5 of 5 stars.
A sentient darkship considers the civilizations of six planets in quick vignettes as the ship passes into the intergalactic zone beyond Cygnus 61. Like the gods they are named after, the planets’ civilizations are culturally diverse and yet paralleled here poetically, and beautifully. Like looking into a broken mirror, the glimpses intrigue as well as conceal.
Oya–the wealthy live longer at the expense of the dead. Corpses host xenocatabolic bacteria that prolong the lives of the living as gut microflora. A culture of who can preserve the dead and who can afford the dead.
Lakshmi–home of the wealth race. Personalized space detritus converts cosmic rays into the only viable currencies, quantum cryptocurrencies then transmitted to the smart-phones below.
Ki–a world that truly exploits the 3 dimensions having long ago left the limitations of their planet’s surface. They now needle time itself and pick at the curled micro-dimensions.

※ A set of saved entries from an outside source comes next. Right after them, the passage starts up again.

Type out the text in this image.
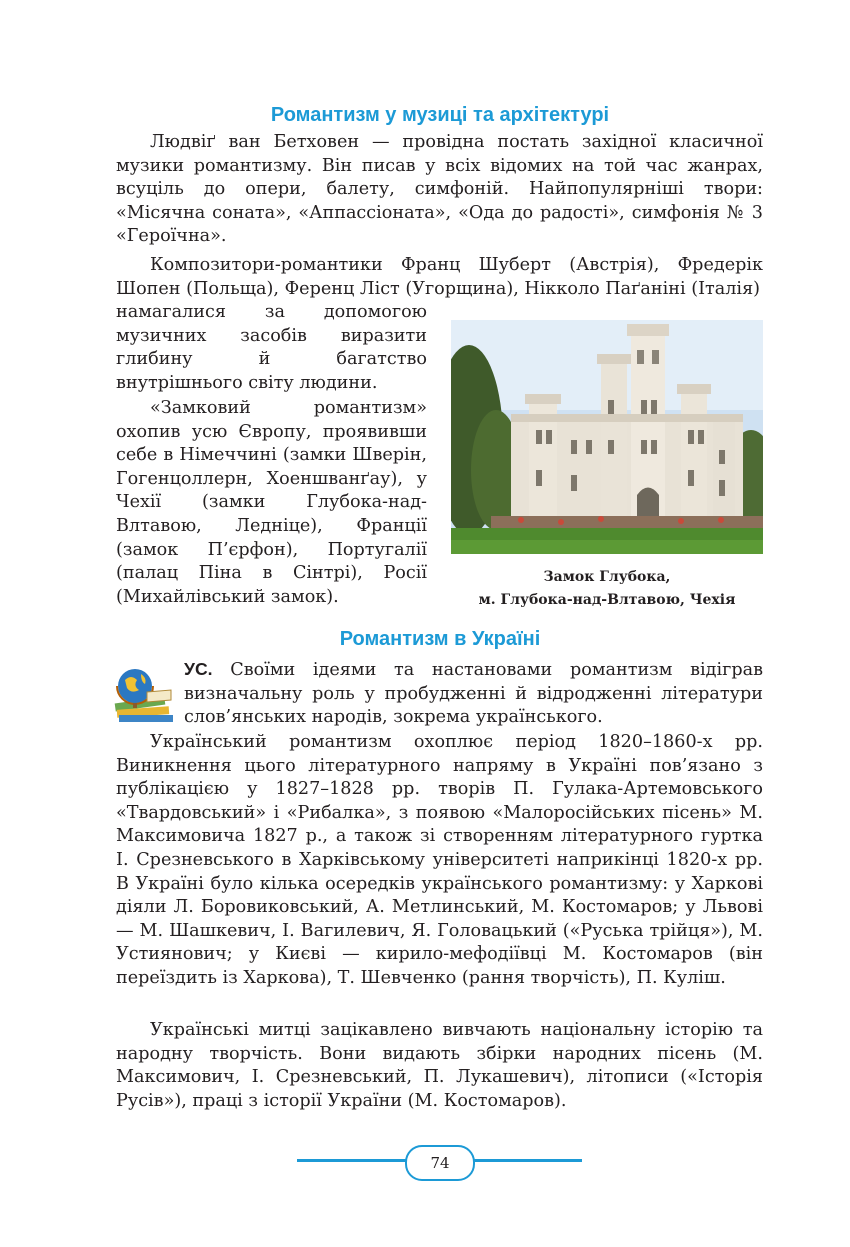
Романтизм у музиці та архітектурі

Людвіґ ван Бетховен — провідна постать західної класичної музики романтизму. Він писав у всіх відомих на той час жанрах, всуціль до опери, балету, симфоній. Найпопулярніші твори: «Місячна соната», «Аппассіоната», «Ода до радості», симфонія № 3 «Героїчна».

Композитори-романтики Франц Шуберт (Австрія), Фредерік Шопен (Польща), Ференц Ліст (Угорщина), Нікколо Паґаніні (Італія)

намагалися за допомогою музичних засобів виразити глибину й багатство внутрішнього світу людини.

«Замковий романтизм» охопив усю Європу, проявивши себе в Німеччині (замки Шверін, Гогенцоллерн, Хоеншванґау), у Чехії (замки Глубока-над-Влтавою, Ледніце), Франції (замок П’єрфон), Португалії (палац Піна в Сінтрі), Росії (Михайлівський замок).

Замок Глубока,
м. Глубока-над-Влтавою, Чехія

Романтизм в Україні

УС. Своїми ідеями та настановами романтизм відіграв визначальну роль у пробудженні й відродженні літератури слов’янських народів, зокрема українського.

Український романтизм охоплює період 1820–1860-х рр. Виникнення цього літературного напряму в Україні пов’язано з публікацією у 1827–1828 рр. творів П. Гулака-Артемовського «Твардовський» і «Рибалка», з появою «Малоросійських пісень» М. Максимовича 1827 р., а також зі створенням літературного гуртка І. Срезневського в Харківському університеті наприкінці 1820-х рр. В Україні було кілька осередків українського романтизму: у Харкові діяли Л. Боровиковський, А. Метлинський, М. Костомаров; у Львові — М. Шашкевич, І. Вагилевич, Я. Головацький («Руська трійця»), М. Устиянович; у Києві — кирило-мефодіївці М. Костомаров (він переїздить із Харкова), Т. Шевченко (рання творчість), П. Куліш.

Українські митці зацікавлено вивчають національну історію та народну творчість. Вони видають збірки народних пісень (М. Максимович, І. Срезневський, П. Лукашевич), літописи («Історія Русів»), праці з історії України (М. Костомаров).

74
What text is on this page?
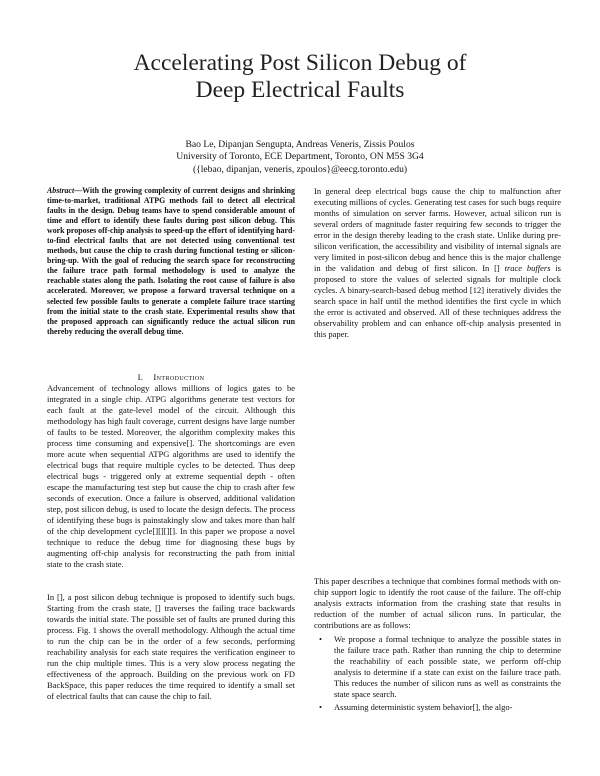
Accelerating Post Silicon Debug of
Deep Electrical Faults
Bao Le, Dipanjan Sengupta, Andreas Veneris, Zissis Poulos
University of Toronto, ECE Department, Toronto, ON M5S 3G4
({lebao, dipanjan, veneris, zpoulos}@eecg.toronto.edu)
Abstract—With the growing complexity of current designs and shrinking time-to-market, traditional ATPG methods fail to detect all electrical faults in the design. Debug teams have to spend considerable amount of time and effort to identify these faults during post silicon debug. This work proposes off-chip analysis to speed-up the effort of identifying hard-to-find electrical faults that are not detected using conventional test methods, but cause the chip to crash during functional testing or silicon-bring-up. With the goal of reducing the search space for reconstructing the failure trace path formal methodology is used to analyze the reachable states along the path. Isolating the root cause of failure is also accelerated. Moreover, we propose a forward traversal technique on a selected few possible faults to generate a complete failure trace starting from the initial state to the crash state. Experimental results show that the proposed approach can significantly reduce the actual silicon run thereby reducing the overall debug time.
I. Introduction
Advancement of technology allows millions of logics gates to be integrated in a single chip. ATPG algorithms generate test vectors for each fault at the gate-level model of the circuit. Although this methodology has high fault coverage, current designs have large number of faults to be tested. Moreover, the algorithm complexity makes this process time consuming and expensive[]. The shortcomings are even more acute when sequential ATPG algorithms are used to identify the electrical bugs that require multiple cycles to be detected. Thus deep electrical bugs - triggered only at extreme sequential depth - often escape the manufacturing test step but cause the chip to crash after few seconds of execution. Once a failure is observed, additional validation step, post silicon debug, is used to locate the design defects. The process of identifying these bugs is painstakingly slow and takes more than half of the chip development cycle[][][][]. In this paper we propose a novel technique to reduce the debug time for diagnosing these bugs by augmenting off-chip analysis for reconstructing the path from initial state to the crash state.
In [], a post silicon debug technique is proposed to identify such bugs. Starting from the crash state, [] traverses the failing trace backwards towards the initial state. The possible set of faults are pruned during this process. Fig. 1 shows the overall methodology. Although the actual time to run the chip can be in the order of a few seconds, performing reachability analysis for each state requires the verification engineer to run the chip multiple times. This is a very slow process negating the effectiveness of the approach. Building on the previous work on FD BackSpace, this paper reduces the time required to identify a small set of electrical faults that can cause the chip to fail.
In general deep electrical bugs cause the chip to malfunction after executing millions of cycles. Generating test cases for such bugs require months of simulation on server farms. However, actual silicon run is several orders of magnitude faster requiring few seconds to trigger the error in the design thereby leading to the crash state. Unlike during pre-silicon verification, the accessibility and visibility of internal signals are very limited in post-silicon debug and hence this is the major challenge in the validation and debug of first silicon. In [] trace buffers is proposed to store the values of selected signals for multiple clock cycles. A binary-search-based debug method [12] iteratively divides the search space in half until the method identifies the first cycle in which the error is activated and observed. All of these techniques address the observability problem and can enhance off-chip analysis presented in this paper.
This paper describes a technique that combines formal methods with on-chip support logic to identify the root cause of the failure. The off-chip analysis extracts information from the crashing state that results in reduction of the number of actual silicon runs. In particular, the contributions are as follows:
• We propose a formal technique to analyze the possible states in the failure trace path. Rather than running the chip to determine the reachability of each possible state, we perform off-chip analysis to determine if a state can exist on the failure trace path. This reduces the number of silicon runs as well as constraints the state space search.
• Assuming deterministic system behavior[], the algo-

Glaukopis–where everyone sees through others’ eyes, a constantly-traded commodity. The blind are the ones looking forever outward to space with fixed eyes.

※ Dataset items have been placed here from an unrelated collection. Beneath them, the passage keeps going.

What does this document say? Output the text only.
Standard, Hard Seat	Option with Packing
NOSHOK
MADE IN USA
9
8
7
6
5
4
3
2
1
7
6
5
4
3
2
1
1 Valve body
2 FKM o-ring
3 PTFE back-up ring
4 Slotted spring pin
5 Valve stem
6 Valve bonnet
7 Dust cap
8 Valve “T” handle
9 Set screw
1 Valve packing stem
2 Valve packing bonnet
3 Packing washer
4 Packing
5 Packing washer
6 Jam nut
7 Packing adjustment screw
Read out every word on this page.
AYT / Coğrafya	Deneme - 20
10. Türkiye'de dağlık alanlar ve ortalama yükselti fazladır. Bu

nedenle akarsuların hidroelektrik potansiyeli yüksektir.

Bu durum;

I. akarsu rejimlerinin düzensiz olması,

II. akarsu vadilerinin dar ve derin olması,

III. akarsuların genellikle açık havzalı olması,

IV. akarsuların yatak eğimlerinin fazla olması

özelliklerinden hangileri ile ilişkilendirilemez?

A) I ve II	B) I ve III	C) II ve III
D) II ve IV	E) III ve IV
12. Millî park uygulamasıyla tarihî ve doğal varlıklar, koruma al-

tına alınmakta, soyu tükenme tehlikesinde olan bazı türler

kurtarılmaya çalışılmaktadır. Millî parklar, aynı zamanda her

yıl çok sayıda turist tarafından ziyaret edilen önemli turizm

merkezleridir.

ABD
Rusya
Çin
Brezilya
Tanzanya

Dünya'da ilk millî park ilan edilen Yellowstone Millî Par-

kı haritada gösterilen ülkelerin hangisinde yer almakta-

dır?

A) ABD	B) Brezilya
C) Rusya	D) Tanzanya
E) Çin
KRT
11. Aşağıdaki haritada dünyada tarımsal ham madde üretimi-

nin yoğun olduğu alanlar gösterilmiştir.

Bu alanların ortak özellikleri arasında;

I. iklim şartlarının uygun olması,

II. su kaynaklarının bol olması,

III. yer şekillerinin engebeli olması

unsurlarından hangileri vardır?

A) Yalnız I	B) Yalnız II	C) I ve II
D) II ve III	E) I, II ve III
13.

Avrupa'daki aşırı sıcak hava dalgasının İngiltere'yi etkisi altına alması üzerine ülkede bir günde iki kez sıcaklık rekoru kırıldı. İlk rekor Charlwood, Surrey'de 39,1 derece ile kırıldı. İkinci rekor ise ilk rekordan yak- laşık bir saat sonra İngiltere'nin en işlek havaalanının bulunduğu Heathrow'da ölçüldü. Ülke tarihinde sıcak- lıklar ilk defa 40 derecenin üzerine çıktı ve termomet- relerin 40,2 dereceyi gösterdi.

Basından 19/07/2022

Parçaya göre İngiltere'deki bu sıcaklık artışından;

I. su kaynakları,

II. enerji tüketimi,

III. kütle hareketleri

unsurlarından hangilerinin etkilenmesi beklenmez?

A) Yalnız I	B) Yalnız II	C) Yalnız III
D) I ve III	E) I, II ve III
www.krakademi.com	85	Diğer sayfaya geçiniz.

Seshat–everything is words to be read: texts, DNA, computer code. The landfills overflow with all the read objects. Now Seshetians explore the language of neutrinos and dark matter.
Zywie–silence. Empty husks of great cities with machines still churning. More machines whirr on land, at sea, and in near-space. Lower creatures stir . . .
“Invisible Planets” appears in The Year’s Best Science Fiction & Fantasy: 2015 edited by Rich Norton and published by Prime Books. It first appeared in Reach for Infinity.